Reforma fiscal: ¿un parteaguas?
Edna Jaime
Antes de ella hablábamos de un gobierno transformador; ahora de uno restaurador.
La reforma fiscal que el gobierno de la República puso a consideración del Congreso marca, desde mi perspectiva, un antes y un después en esta administración.
Apenas unas semanas atrás, el gobierno de Enrique Peña Nieto parecía determinado a levantar los obstáculos para que la economía mexicana creciera aceleradamente. Ahí están las reformas propuestas y aprobadas en el primer trecho de su administración. La reforma fiscal, sin embargo, desentona completamente con el ánimo de esos primeros meses. La reforma fiscal propuesta no encaja con el proyecto económico que este gobierno ofreció en campaña y ya en funciones. La razón: la propuesta no resuelve los problemas estructurales de nuestro sistema fiscal. Por lo menos no los importantes que se refieren al arreglo fiscal federal, la reducida base de contribuyentes, la complejidad del sistema, entre otros, pero tampoco es una reforma orientada al crecimiento, la inversión, la generación de empleos y la formalidad. Más bien es una reforma con un énfasis recaudatorio para financiar un renovado Leviatán mexicano al que hay que tributar sin cuestionar. Como cuando teníamos más rasgos de súbditos que de ciudadanos.

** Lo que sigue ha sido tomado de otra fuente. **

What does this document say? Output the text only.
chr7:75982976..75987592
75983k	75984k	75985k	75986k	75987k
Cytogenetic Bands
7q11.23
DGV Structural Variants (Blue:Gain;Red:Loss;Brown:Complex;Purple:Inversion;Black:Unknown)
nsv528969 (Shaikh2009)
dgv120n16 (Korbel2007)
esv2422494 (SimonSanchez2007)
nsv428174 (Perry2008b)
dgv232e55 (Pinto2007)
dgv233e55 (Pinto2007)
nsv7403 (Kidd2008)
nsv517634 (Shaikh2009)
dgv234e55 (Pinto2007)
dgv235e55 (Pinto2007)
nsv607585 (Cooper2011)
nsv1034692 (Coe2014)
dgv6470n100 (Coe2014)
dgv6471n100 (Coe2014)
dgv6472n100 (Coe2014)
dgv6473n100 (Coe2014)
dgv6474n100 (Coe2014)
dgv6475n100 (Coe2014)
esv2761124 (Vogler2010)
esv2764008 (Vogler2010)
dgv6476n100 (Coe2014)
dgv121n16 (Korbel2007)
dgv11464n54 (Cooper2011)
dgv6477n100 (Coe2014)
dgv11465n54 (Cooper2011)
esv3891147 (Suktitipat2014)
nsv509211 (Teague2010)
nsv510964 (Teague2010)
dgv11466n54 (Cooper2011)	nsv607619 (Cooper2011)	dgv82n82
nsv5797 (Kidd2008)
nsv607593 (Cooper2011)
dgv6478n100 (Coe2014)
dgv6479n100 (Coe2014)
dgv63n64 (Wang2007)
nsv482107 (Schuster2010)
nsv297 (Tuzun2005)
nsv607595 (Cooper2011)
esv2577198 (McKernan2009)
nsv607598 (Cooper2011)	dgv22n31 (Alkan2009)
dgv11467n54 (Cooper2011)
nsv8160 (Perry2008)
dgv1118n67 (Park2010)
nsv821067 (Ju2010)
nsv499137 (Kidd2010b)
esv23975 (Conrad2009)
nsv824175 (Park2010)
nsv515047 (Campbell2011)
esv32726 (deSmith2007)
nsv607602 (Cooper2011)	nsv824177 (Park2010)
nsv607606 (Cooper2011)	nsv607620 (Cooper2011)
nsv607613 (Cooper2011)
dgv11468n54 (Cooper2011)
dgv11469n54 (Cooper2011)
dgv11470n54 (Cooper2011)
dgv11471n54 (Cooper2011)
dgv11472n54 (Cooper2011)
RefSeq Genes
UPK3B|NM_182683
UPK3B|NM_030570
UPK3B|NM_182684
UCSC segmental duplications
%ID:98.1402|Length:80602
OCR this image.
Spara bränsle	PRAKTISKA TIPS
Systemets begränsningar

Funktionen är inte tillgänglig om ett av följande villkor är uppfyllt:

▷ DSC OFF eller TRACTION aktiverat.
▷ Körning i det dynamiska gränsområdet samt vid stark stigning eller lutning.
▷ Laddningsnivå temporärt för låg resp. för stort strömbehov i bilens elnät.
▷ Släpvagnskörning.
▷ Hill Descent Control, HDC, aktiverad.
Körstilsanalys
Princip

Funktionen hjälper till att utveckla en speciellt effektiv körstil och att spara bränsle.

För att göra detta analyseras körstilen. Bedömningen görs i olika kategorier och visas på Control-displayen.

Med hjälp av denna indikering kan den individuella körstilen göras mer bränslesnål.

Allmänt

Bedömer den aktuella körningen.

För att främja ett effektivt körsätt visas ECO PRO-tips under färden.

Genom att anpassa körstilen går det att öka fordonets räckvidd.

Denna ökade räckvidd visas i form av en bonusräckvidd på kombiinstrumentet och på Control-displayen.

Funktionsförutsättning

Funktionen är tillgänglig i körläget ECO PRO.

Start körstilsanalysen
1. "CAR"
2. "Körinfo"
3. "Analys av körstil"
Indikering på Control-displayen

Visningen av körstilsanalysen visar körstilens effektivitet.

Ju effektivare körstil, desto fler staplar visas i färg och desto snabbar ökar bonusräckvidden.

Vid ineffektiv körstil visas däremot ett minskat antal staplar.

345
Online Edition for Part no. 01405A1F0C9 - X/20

Distintos aspectos de la iniciativa preocupan y han sido ya destacados por analistas y expertos. Desde la perspectiva del trabajo que realizo desde México Evalúa me preocupan particularmente dos: 1) la ampliación del gasto que la propuesta plantea, 2) los incentivos a la informalidad que puede generar. Respecto al primer punto, la propuesta es temeraria. El incremento de gasto que propone es considerable, 13% en términos nominales. La pregunta es ¿para qué? Porque no es para el sistema de seguridad social universal que se anunció y que en realidad no es tal, sino tan sólo una ampliación del programa de pensión para adultos mayores vigente desde la administración anterior. En esa calidad, representa sólo 3.8% del total de gasto adicional contenido en el presupuesto 2014. Tampoco para el seguro de desempleo que será financiado con aportaciones obrero-patronales y no con recursos del erario. Los mayores recursos son simplemente para financiar más gasto, a nuestro Leviatán.
El gasto per se no es un problema. Al contrario: puede ser un instrumento potente para cambiar realidades. Países con niveles elevados de desarrollo tributan alto y gastan más. Pero también cuentan con mecanismos de rendición de cuentas bien desarrollados que dan cierta garantía de efectividad para cada recurso que se gasta o invierte. En México, éste no es el caso. Nuestros sistemas de gobierno están tan dislocados que la capacidad de ejecución de políticas públicas exitosas es reducido. Y nuestro sistema de rendición de cuentas es tan embrionario que no ofrece certezas del buen uso de recursos, pero tampoco cuenta con capacidad para sancionar a quien abusa o hace mal uso de su autoridad. En este contexto, gastar más implica un riesgo: retirar recursos de donde podrían tener una productividad mayor y reasignarlo a espacios en los que se destruye valor.
Pero la reforma propuesta no sólo preocupa por la falta de certezas de los destinos y efectividad del gasto sino también por los incentivos que genera. A menos de que no esté entendiendo los mecanismos implícitos en la iniciativa, me parece que ésta promueve de manera franca la informalidad. Primero: porque eleva de manera sustantiva los costos de la formalidad no sólo por una carga tributaria directa más elevada, la eliminación de deducciones, la desaparición del Régimen de Pequeños Contribuyentes y el incremento a las cuotas del IMSS, sino también porque se incrementan los beneficios de programas no contributivos (i.e. pensión universal). Segundo: se contempla la eliminación del impuesto a los depósitos en efectivo, un instrumento insuficiente pero útil para combatir la informalidad. Ante este coctel de incentivos, ¿a quién le interesaría ser formal?
En fin, la llamada Reforma Social y Hacendaria propuesta no encaja con la narrativa que esta administración había desarrollado. No está alineada con los objetivos de crecer y mucho menos con los de democratizar la productividad. Si la reforma promueve la informalidad, se estarían reforzando los grilletes que detienen nuestro crecimiento. Nada más contradictorio a las otras grandes reformas que se han propuesto.
Por eso considero que esta reforma implica un parteaguas para esta administración. Antes de ella hablábamos de un gobierno transformador; ahora de uno restaurador.
Por el bien de este país, ojalá que esta propuesta no prospere en sus términos. Nos atrasaría muchos años más.